Dunn Institute Chair To Support Two Professorships
EDITOR'S NOTE: This story was first published in the Winter 2017 issue of Philanthropy Quarterly.
Back when Douglas Dunn was a Georgia Tech student (PHYS 1964, MS IM 1965), he worked in the physics department, breaking labs down and setting them back up again every weekend. That experience, he recalls, made the department as much a part of him as he was of it. So when the Dunn Family Foundation designated a gift for an Institute Chair at Georgia Tech, it was with one request — that the first term-of-years recipients would be in the School of Physics. Thereafter, the Office of the Provost will periodically re-deploy the Dunn Institute Chair across other academic disciplines.
For this appointment, Paul Goldbart, dean and Betsy Middleton and John Clark Sutherland Chair in the College of Sciences, proposed an idea: Split the endowment between two physics faculty members.
Dunn said that was fine with him. “With gifts, you want the recipients to use the money wisely and well,” he said.
This endowment is one of three major gifts to Georgia Tech from the Dunn Family Foundation, which was established upon the death of Dunn’s father, an educator. “Our family has always believed in education as a source of strength for our society,” Dunn said. “This is our way of supporting faculty as they engage in their research, teaching, student, and community service agendas.”
Goldbart says this gift could not have come at a better time for the two recipients. “A natural but thorny challenge is what we sometimes call ‘the bootstrap problem,’” he said. “How to achieve lift-off with the most innovative and adventurous projects when the path forward isn’t yet clear and it’s too early to secure extramural support.
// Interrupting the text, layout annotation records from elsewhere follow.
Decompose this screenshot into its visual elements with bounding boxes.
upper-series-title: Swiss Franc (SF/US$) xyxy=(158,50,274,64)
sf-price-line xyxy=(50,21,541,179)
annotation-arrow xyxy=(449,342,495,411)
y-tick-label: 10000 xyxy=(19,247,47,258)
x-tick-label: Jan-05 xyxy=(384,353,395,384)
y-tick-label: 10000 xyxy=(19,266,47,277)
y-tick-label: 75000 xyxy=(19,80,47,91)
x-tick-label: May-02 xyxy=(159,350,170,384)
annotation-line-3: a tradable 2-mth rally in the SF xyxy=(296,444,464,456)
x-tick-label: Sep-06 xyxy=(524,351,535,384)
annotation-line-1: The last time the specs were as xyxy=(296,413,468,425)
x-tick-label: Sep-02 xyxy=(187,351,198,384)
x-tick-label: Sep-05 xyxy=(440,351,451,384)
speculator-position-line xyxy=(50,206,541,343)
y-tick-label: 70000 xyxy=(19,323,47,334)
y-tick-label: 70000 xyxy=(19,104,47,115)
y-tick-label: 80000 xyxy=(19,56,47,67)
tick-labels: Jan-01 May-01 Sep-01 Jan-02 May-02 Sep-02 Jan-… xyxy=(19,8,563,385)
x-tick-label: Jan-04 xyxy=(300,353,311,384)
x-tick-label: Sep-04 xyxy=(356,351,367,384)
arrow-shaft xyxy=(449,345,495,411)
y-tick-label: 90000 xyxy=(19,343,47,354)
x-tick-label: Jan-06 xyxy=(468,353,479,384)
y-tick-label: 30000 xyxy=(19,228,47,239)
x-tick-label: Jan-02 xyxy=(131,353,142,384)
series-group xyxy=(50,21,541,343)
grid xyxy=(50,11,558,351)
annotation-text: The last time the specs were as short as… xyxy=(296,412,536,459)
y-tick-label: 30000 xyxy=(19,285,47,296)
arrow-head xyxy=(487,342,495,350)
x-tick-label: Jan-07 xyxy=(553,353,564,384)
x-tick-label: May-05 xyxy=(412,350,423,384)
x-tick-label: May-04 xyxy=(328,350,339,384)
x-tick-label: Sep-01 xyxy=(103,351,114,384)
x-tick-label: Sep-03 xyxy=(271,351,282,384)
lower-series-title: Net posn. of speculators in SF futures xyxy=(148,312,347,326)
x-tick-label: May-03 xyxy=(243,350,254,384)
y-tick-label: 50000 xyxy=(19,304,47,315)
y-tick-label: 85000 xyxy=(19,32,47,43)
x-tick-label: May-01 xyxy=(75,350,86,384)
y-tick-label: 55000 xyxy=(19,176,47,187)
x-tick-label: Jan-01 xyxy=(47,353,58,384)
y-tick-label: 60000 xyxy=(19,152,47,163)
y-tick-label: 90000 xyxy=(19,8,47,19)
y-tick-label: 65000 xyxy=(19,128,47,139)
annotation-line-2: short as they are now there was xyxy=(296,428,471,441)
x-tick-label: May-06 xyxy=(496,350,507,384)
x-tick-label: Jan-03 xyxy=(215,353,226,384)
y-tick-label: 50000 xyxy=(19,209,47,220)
The Dunn family’s generosity overcomes precisely this challenge, empowering our professors to tackle high-risk, high-reward questions. That is exactly what we want them to do.”
The current recipients of Dunn Family Institute Professorships are physicists Deirdre Shoemaker, director of the Center for Relativistic Astrophysics, and Daniel Goldman, a leader of the Physics of Living Systems Network.
“Shoemaker’s theoretical work on the astrophysics of black holes and gravitational waves, and Goldman’s experiments on animal locomotion and its implications for robotics, are splendid examples of adventurous projects that are producing high-impact results,” Goldbart said. “We are very proud to have them as our colleagues, and we are deeply grateful to the Dunn family for their tremendous support.”
Photo Captions
Dunn Family Associate Professor Deirdre Shoemaker discusses the astrophysical implications of the LIGO discovery confirming the existence of gravitational waves with Ph.D. candidate Karan Jani and Postdoctoral Research Fellow James Clark.
Dan Goldman, Dunn Family Associate Professor in the Georgia Tech School of Physics, is shown with the “MuddyBot” robot, which uses the locomotion principles of the mudskipper to move through a trackway filled with granular materials.